Ich denke, wir haben in den letzten Tagen erlebt, was für ein Mensch dieser Guttenberg ist, wenn man ihn einmal losgelöst von seinem durch BILD verbreiteten "Glanz" sieht. Jeder hat sich selbst einen Eindruck verschafft, und es steht nicht zu erwarten, dass dieser Eindruck bei allen Menschen gleich ausgefallen ist.
Man kann sich auch über seine bisherigen Leistungen als Verteidigungsminister trefflich streiten, doch zu einem einheitlichen Ergebnis wird man weder hier noch anderswo gelangen.
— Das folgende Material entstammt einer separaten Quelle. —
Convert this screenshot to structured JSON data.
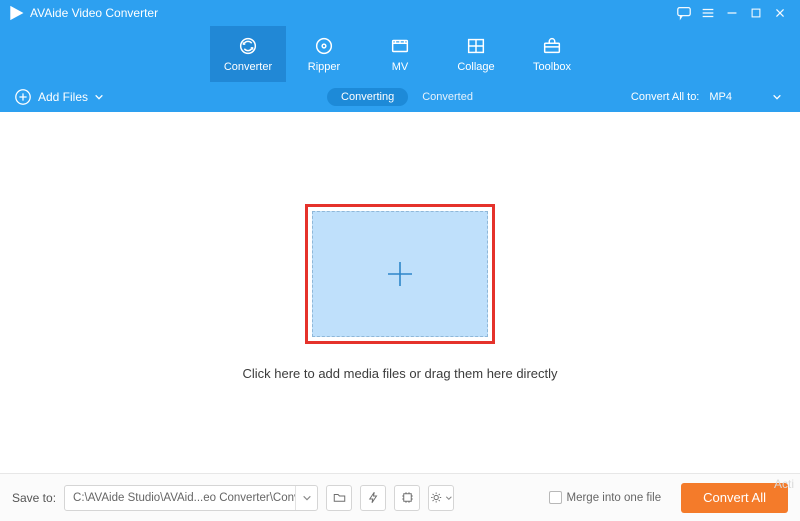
{
  "title": "AVAide Video Converter",
  "tabs": {
    "converter": "Converter",
    "ripper": "Ripper",
    "mv": "MV",
    "collage": "Collage",
    "toolbox": "Toolbox"
  },
  "toolrow": {
    "add_files": "Add Files",
    "converting": "Converting",
    "converted": "Converted",
    "convert_all_to_label": "Convert All to:",
    "format": "MP4"
  },
  "main": {
    "hint": "Click here to add media files or drag them here directly"
  },
  "bottom": {
    "save_to_label": "Save to:",
    "path": "C:\\AVAide Studio\\AVAid...eo Converter\\Converted",
    "merge_label": "Merge into one file",
    "convert_all_btn": "Convert All"
  },
  "watermark": "Acti"
}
Völlig unabhängig der verschiedenen Meinungen lässt sich objektiv feststellen, dass Guttenbergs persönliche Glaubwürdigkeit Schaden genommen hat und damit auch seine Rolle als scheinbar unabhängiger Querdenker in der Union. Er ist nun, eher unbemerkt von der Öffentlichkeit, zu einem Verteidigungsminister von BILDs und Merkels Gnaden geworden, der seinen akademischen Grad in diesem Zusammenhang wohl als Kollateralschaden oder Bauernopfer betrachten wird. Ein Verteidigungsminister muss kein "Dr." sein, das ist richtig, und ein "Volkstribun" wie Guttenberg erst recht nicht.
Die Opposition demonstrierte gestern, dass sie sich kaum an diese "Lichtgestalt" herantraut. Jürgen Trittin und Karl Lauterbach attackierten zwar heftig, wurden aber z. T. sehr unsachlich, die meisten anderen begnügten sich mit ein paar harmlosen Anmerkungen. Einzig Krista Sager vermochte sowohl in der Sache als auch in der Art und Weise klarzumachen, worum es eigentlich ging, doch den gewöhnlichen BILD-Konsumenten, die Keimzelle der Guttenbergschen "Fangemeinde," erreichte sie damit sicherlich nicht. Der Gesamteindruck, den man gestern von der Opposition gewinnen konnte, erfüllte ziemlich genau die Bewertung, die ich schon vor der gestrigen Aktuellen Stunde vornahm: Die Opposition im Bundestag muss man zum Jagen tragen, sie hat keine echten Führungspersönlichkeiten und agierte, wie es ingo74 zutreffend schreibt, völlig dilettantisch. Gestern war es nicht die Stärke der Union, die Guttenberg politisch überleben lässt, sondern die eklatante Schwäche der Opposition. Zumindest aus dem Bundestag droht der schwarz-gelben Koalition gegenwärtig keinerlei Ungemach, soviel ist sicher.
Was bleibt, ist zumindest bei den meisten sogenannten Bildungsbürgern die Erkenntnis, dass ein bis dahin für seine persönliche Integrität geachteter Mensch die Ideale eben jenes Bildungsbürgertums mit Füßen getreten hat, nur weil er sich davon einen schnelleren Aufstieg zur Macht bzw. einen Erhalt derselbigen versprach.
Doch hat ChickenHawk schon richtig festgestellt, dass die Zahl der Stimmen dieser Bildungsbürger wohl erheblich geringer sein dürfte als die Zahl der BILD-konsumierenden Guttenberg-Anhängerschaft. Von daher auch wieder eine "Güterabwägung," die möglichen Stimmenverluste aus dem Lager der konservativen Eliten sind verschmerzbar - ein weiterer Kollateralschaden auf Guttenbergs politischem Weg.
Von daher kann sich Guttenberg fürs erste entspannen und weiterhin - jetzt mehr denn je zuvor - seine Selbstinszenierung mittels BILD vorantreiben. Die einen werden ihm dabei Glück wünschen, andere eher das Gegenteil - das ist eben Politik. Doch eines sollte auch Guttenberg nicht vergessen: er hat seine politische Zukunft durch sein Verhalten auf Gnade und Ungnade mit dem Boulevardjournalismus und der Stimmung der Massen verknüpft. Und diese Stimmung ist bekanntlich wankelmütig. Mögen die Massen auch heute noch "Hosianna" singen, schon morgen könnte dies in ein Ohren betäubendes Gebrüll umschlagen: "Kreuzigt ihn!" So erging es nämlich auch schon diversen anderen Volkstribunen, Messiassen und heilsbringenden Lichtgestalten.